Se não vos fizerdes como crianças, de modo algum entrareis no Reino de Deus (Mt 18.3). É evidente, portanto, que as criancinhas são salvas.

Aquele que se tornar humilde como esta criança, esse é o maior no Reino dos céus (Mt 18.4). A resposta de Jesus causa grande surpresa. Conforme a ideia popular, deveria responder: Quem pois, se tornar com um anjo, ou como o pastor de nossa igreja, esse é o maior no Reino dos céus.

Se não vos fizerdes como crianças (Mt 18.3). Não significa meninos: 1) no entendimento (1 Co 14.20); 2) na firmeza (Ef 4.14); 3) na censura (Mt 11.16,17); 4) no conhecimento da Palavra (Hb 5.12-14). Mas, sim, meninos: 1) em desejar o leite espiritual da Palavra (1 Pe 2.2); 2) em confiar no Pai celestial que nos alimentará e vestirá (Mt 6.25); 3) isentos da malícia (1 Co 14.20); 4) na humildade. É a isso que se refere Cristo. Como crianças, ‘não ambicioneis coisas altas, mas acomodai-vos às humildes, não sejais sábios em vós mesmos’ (Rm 12.16).

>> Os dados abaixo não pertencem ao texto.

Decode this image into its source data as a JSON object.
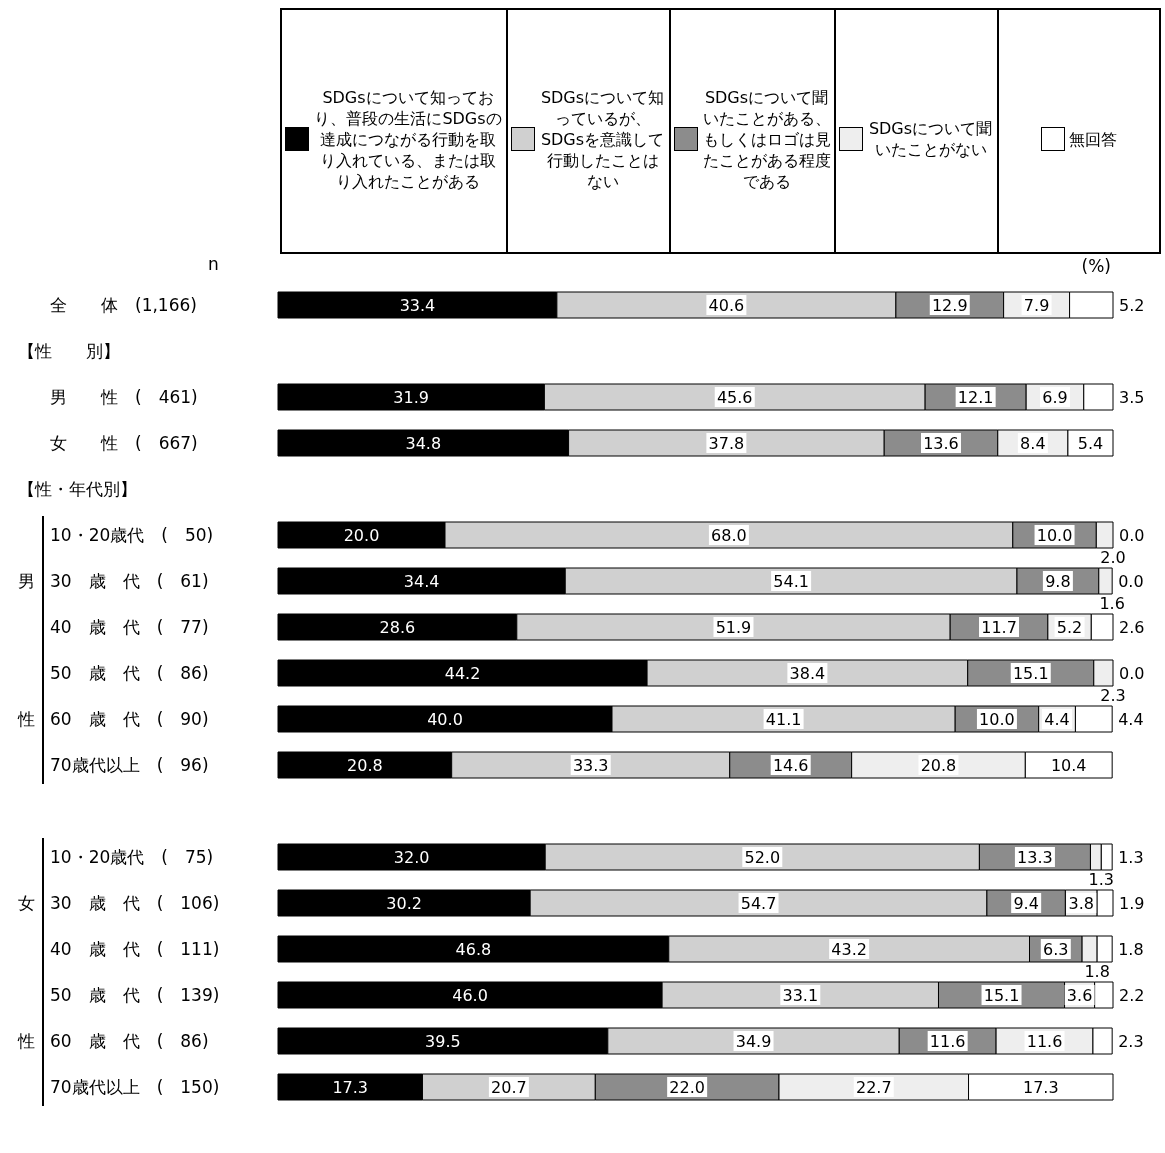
{
  "chart_data": {
    "type": "bar",
    "orientation": "horizontal",
    "stacked": true,
    "legend": "top",
    "categories": [
      "全　　体　(1,166)",
      null,
      "男　　性　(　461)",
      "女　　性　(　667)",
      null,
      "10・20歳代　(　50)",
      "30　歳　代　(　61)",
      "40　歳　代　(　77)",
      "50　歳　代　(　86)",
      "60　歳　代　(　90)",
      "70歳代以上　(　96)",
      null,
      "10・20歳代　(　75)",
      "30　歳　代　(　106)",
      "40　歳　代　(　111)",
      "50　歳　代　(　139)",
      "60　歳　代　(　86)",
      "70歳代以上　(　150)"
    ],
    "series": [
      {
        "name": "SDGsについて知っており、普段の生活にSDGsの達成につながる行動を取り入れている、または取り入れたことがある",
        "color": "#000000",
        "values": [
          33.4,
          null,
          31.9,
          34.8,
          null,
          20.0,
          34.4,
          28.6,
          44.2,
          40.0,
          20.8,
          null,
          32.0,
          30.2,
          46.8,
          46.0,
          39.5,
          17.3
        ],
        "value_labels": [
          "33.4",
          null,
          "31.9",
          "34.8",
          null,
          "20.0",
          "34.4",
          "28.6",
          "44.2",
          "40.0",
          "20.8",
          null,
          "32.0",
          "30.2",
          "46.8",
          "46.0",
          "39.5",
          "17.3"
        ]
      },
      {
        "name": "SDGsについて知っているが、SDGsを意識して行動したことはない",
        "color": "#d0d0d0",
        "values": [
          40.6,
          null,
          45.6,
          37.8,
          null,
          68.0,
          54.1,
          51.9,
          38.4,
          41.1,
          33.3,
          null,
          52.0,
          54.7,
          43.2,
          33.1,
          34.9,
          20.7
        ],
        "value_labels": [
          "40.6",
          null,
          "45.6",
          "37.8",
          null,
          "68.0",
          "54.1",
          "51.9",
          "38.4",
          "41.1",
          "33.3",
          null,
          "52.0",
          "54.7",
          "43.2",
          "33.1",
          "34.9",
          "20.7"
        ]
      },
      {
        "name": "SDGsについて聞いたことがある、もしくはロゴは見たことがある程度である",
        "color": "#8c8c8c",
        "values": [
          12.9,
          null,
          12.1,
          13.6,
          null,
          10.0,
          9.8,
          11.7,
          15.1,
          10.0,
          14.6,
          null,
          13.3,
          9.4,
          6.3,
          15.1,
          11.6,
          22.0
        ],
        "value_labels": [
          "12.9",
          null,
          "12.1",
          "13.6",
          null,
          "10.0",
          "9.8",
          "11.7",
          "15.1",
          "10.0",
          "14.6",
          null,
          "13.3",
          "9.4",
          "6.3",
          "15.1",
          "11.6",
          "22.0"
        ]
      },
      {
        "name": "SDGsについて聞いたことがない",
        "color": "#eeeeee",
        "values": [
          7.9,
          null,
          6.9,
          8.4,
          null,
          2.0,
          1.6,
          5.2,
          2.3,
          4.4,
          20.8,
          null,
          1.3,
          3.8,
          1.8,
          3.6,
          11.6,
          22.7
        ],
        "value_labels": [
          "7.9",
          null,
          "6.9",
          "8.4",
          null,
          "2.0",
          "1.6",
          "5.2",
          "2.3",
          "4.4",
          "20.8",
          null,
          "1.3",
          "3.8",
          "1.8",
          "3.6",
          "11.6",
          "22.7"
        ]
      },
      {
        "name": "無回答",
        "color": "#ffffff",
        "values": [
          5.2,
          null,
          3.5,
          5.4,
          null,
          0.0,
          0.0,
          2.6,
          0.0,
          4.4,
          10.4,
          null,
          1.3,
          1.9,
          1.8,
          2.2,
          2.3,
          17.3
        ],
        "value_labels": [
          "5.2",
          null,
          "3.5",
          "5.4",
          null,
          "0.0",
          "0.0",
          "2.6",
          "0.0",
          "4.4",
          "10.4",
          null,
          "1.3",
          "1.9",
          "1.8",
          "2.2",
          "2.3",
          "17.3"
        ]
      }
    ],
    "annotations": [
      "n",
      "(%)",
      "【性　　別】",
      "【性・年代別】",
      "男",
      "性",
      "女",
      "性"
    ]
  }
}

Qualquer que receber uma destas (v.37). Receamos que se nos humilharmos como criança, ninguém nos receberá mais? Receamos que o próximo nos maltratará? Mas a essa dificuldade Cristo antecipa, acrescentando: ‘Qualquer que receber em meu nome uma criança tal como esta a mim me recebe. Mas qualquer que escandalizar um destes pequeninos que crêem em mim, melhor lhe fora que se lhe pendurasse ao pescoço uma mó de azenha, e se submergisse na profundeza do mar’ (Mt 18.5,6). Esta palavra divina é como uma barreira de fogo em redor dos seus fiéis.

A mim me recebe (v.37). Quem põe sua mão sobre a cabeça da criança, põe-na sobre o coração da mãe da criança. Igualmente, quem recebe um dos mais pequenos recebe a Cristo, que tanto ama os pequeninos” (BOYER, O. Espada Cortante 1: Daniel, Apocalipse, Mateus e Marcos. 1.ed., RJ: CPAD, 2007, p.542).